"Members of the Senate, in a date which will live in infamy, our great nation was viciously attacked by Japan. I call on you now to declare war against our aggressor."
"Hold on, President Roosevelt. How can we be sure that military expenditures are spent without waste!"
"It's not just that. The NYT has just broken a story that the Soviet Union is using our military aid in order to build prisons for top leadership. This represents an insane level of compensation!"
"This is a scandal! I demand that all military spending be stopped immediately until we can elimate all waste and fraud in the government and private contractors."
Brooks is absolutely right when he says that there we have a crisis of leadership in handing the banking crisis. Remember all those times when you were confused about why historical figures completely wiffed on important events? Yeah.
It's not as if what we're experiencing represents something unprecedented that changes the entire logic of economics. Asset booms, followed by banking crises, happen with some frequency--most recently hitting Japan and then other Asian countries in 1998. These countries floundered around a bit, then decided to fix the banking system, after which things got better. Japan decided to willfully ignore the problem, built a lot of useless infrastructure, but actually saw some growth (considerable enough for a country facing demographic suicide) when they decided to fix the banking system. So all this stuff about earmarks, stimulus plans, "reworking the economy on a sound grounding", green energy, bonuses, etc. are all diversions from the real problem of fixing the banking system. Apparently, people are perfectly happy to see an economic collapse as long as no one unfairly games the system in the process.
Well, now the Treasury has sketched out their plans a bit more. No outright nationalism, but no bad bank/good bank model either. Instead, you get this complicated public partnership structure in which private investors join the government in buying up assets from banks judged to be in trouble. This partially reflects the political consensus that is quickly emerging in DC that no further funds should be appropriated for these unjustifiable bail outs, requiring the contributions of private money (cranky partisan point: this only happened because Obama spent his political capital elsewhere. If he went on the Today Show and told us we would all die unless he got what he wanted on the banks, I suspect he could do virtually whatever he wanted.).
Will private investors help the government properly price toxic assets? That's really the big question now which will determine the stability of the financial system, and I don't think anyone has any clue. This debate--depressingly, like so many previous ones--looks set to be divided almost entirely on ideological lines in the economics profession.
We already have plenty of private investors buying up toxic debt, setting the markets prices you see today. What's different when they go in with the government? Government guarantees, presumably. So this doesn't solve either of the two pricing problems here: 1) You don't want the government to overpay for the stuff, but private investors with guarantees are more willing to overpay 2) You don't want banks to undersell, triggering a new wave of losses, but they still are desperate for liquidity, so this price discovery will still devastate banks. On top of that, how willing will private investors be to invest given the fact that Congress has just shown that it can single out any group of people and tax them nearly everything?
Still, if this is a part of a general plan of the government to commit to a plan, that's great, because uncertainty about government intervention is keeping a lot of private money on the sidelines as it is. This also reflects a massive step forward for government thinking here, which has so far consisted of audacious attempts to waste as much taxpayer money as possible. It gives me hope that one day Republicans will start saying things that make sense.
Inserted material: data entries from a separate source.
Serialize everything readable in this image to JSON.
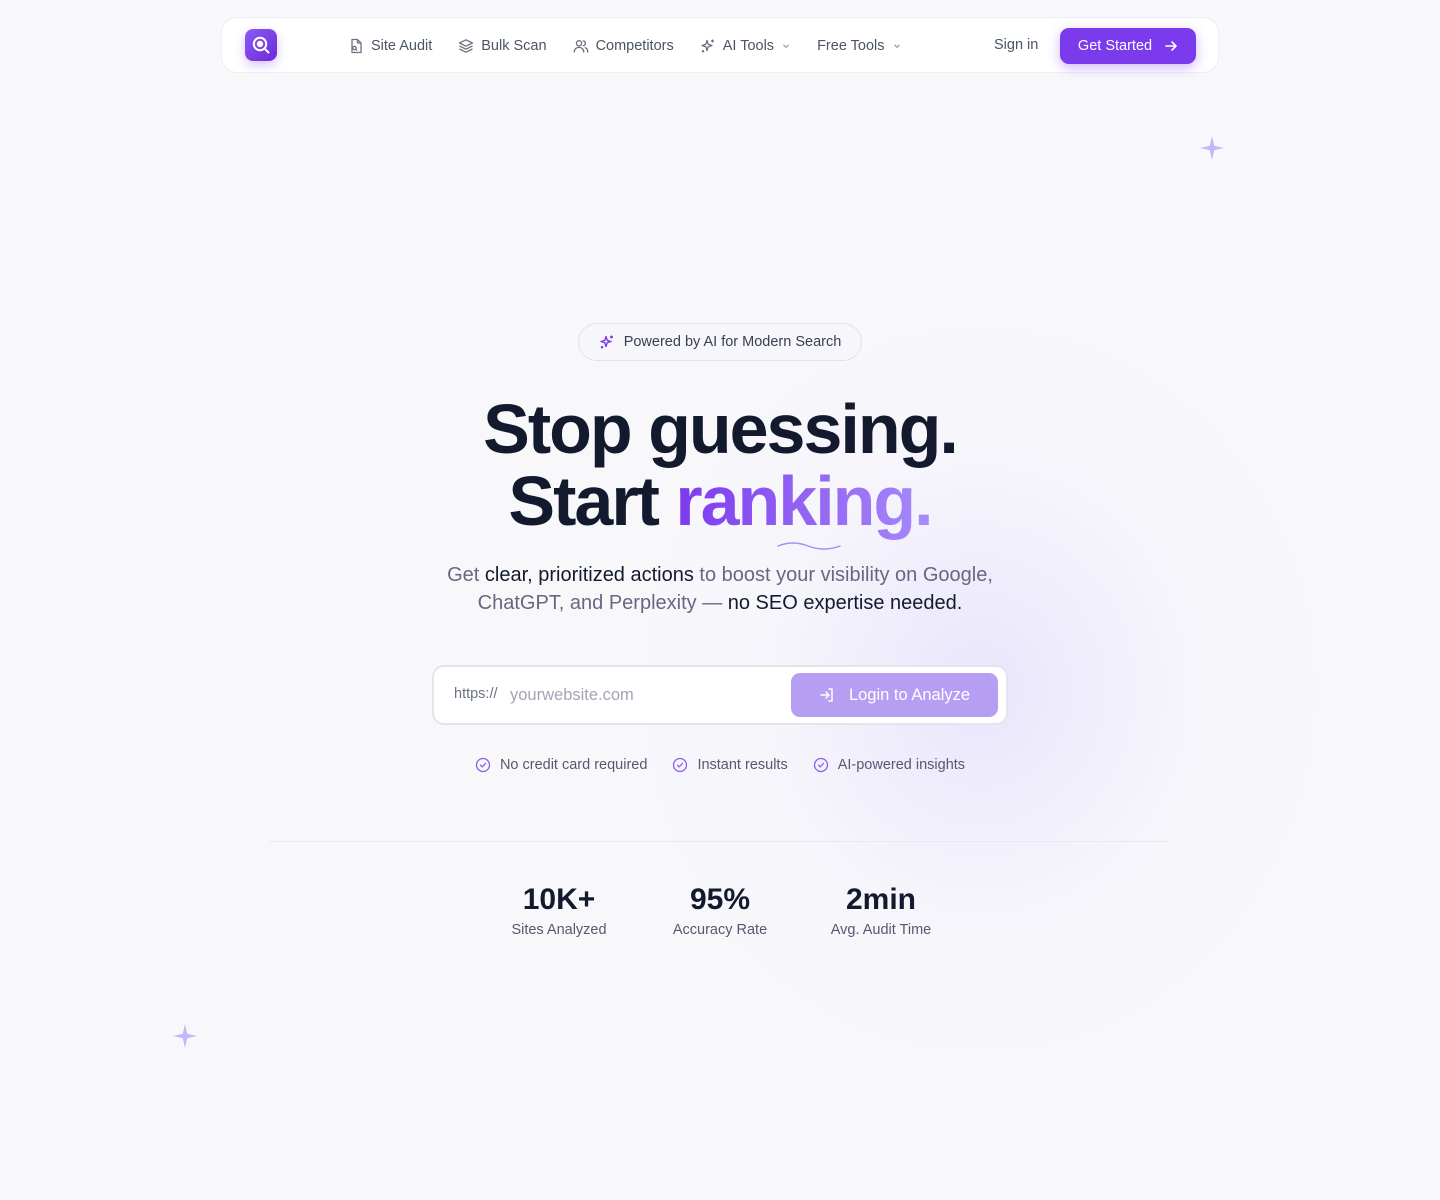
{
  "nav": {
    "logo_icon": "search-analytics-icon",
    "links": [
      {
        "label": "Site Audit",
        "icon": "file-search-icon"
      },
      {
        "label": "Bulk Scan",
        "icon": "layers-icon"
      },
      {
        "label": "Competitors",
        "icon": "users-icon"
      },
      {
        "label": "AI Tools",
        "icon": "sparkles-icon",
        "dropdown": true
      },
      {
        "label": "Free Tools",
        "dropdown": true
      }
    ],
    "sign_in": "Sign in",
    "get_started": "Get Started"
  },
  "hero": {
    "badge": "Powered by AI for Modern Search",
    "headline_line1": "Stop guessing.",
    "headline_line2_plain": "Start ",
    "headline_line2_accent": "ranking.",
    "sub_part1": "Get ",
    "sub_em1": "clear, prioritized actions",
    "sub_part2": " to boost your visibility on Google,",
    "sub_part3": "ChatGPT, and Perplexity — ",
    "sub_em2": "no SEO expertise needed."
  },
  "search": {
    "prefix": "https://",
    "placeholder": "yourwebsite.com",
    "button": "Login to Analyze"
  },
  "checks": [
    "No credit card required",
    "Instant results",
    "AI-powered insights"
  ],
  "stats": [
    {
      "value": "10K+",
      "label": "Sites Analyzed"
    },
    {
      "value": "95%",
      "label": "Accuracy Rate"
    },
    {
      "value": "2min",
      "label": "Avg. Audit Time"
    }
  ],
  "colors": {
    "accent": "#7c3aed",
    "accent_light": "#b69ff3",
    "text_dark": "#131a2d"
  }
}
But none of this gets into the currency issues involved here--which have been serious for the Asian countries mentioned above. Remember that Roubini was first bearish not because of the housing boom, but because he figured that our high current accounts deficit would be fixed by capital outflows, which would accelerate as our banking system collapsed. Somehow that hasn't happened yet. But with the government going trillions in debt in this current budget, pursuing monetary policy with great vigor, planning enormous deficits as far as the eye can see, and now printing money like crazy, I can say with virtual certainty that we're going to see a lot more inflation and a fall in the value of the dollar. Taking on billions in additional liabilities through this new bank rescue only decreases the faith in the American dollar and hastens its collapse.
Remember, fears exactly along these lines were why the IMF first recommended that countries in crisis cut their budgets, a tactic which was viciously criticized by Stigliz. But if you're an emerging country whose debt is mistrusted by investors, turns out you can't start selling them in a crisis and expect them to sell like hotcakes. This is increasingly less of a concern for developing countries with deeper financial markets, and increasingly more of a concern for America.
China is pretty much screwed here, since the US is doing everything in its power to destroy the value of its debt. Any reasonable fund manager with that much dollar exposure, living in a non-dollar denominated currency zone, should be thinking very hard about how to reduce that exposure while keeping those treasury assets. Rumor has it they keep secret reserves hedging exactly in this manner.
The ideal bank rescue plan would not destroy the future income of the taxpayer while avoiding the complex task of deciding which of America's 8,000 banks to nationalize and which ones to not. I'll write up my own plan at some point, but this looks about the best we're going to get.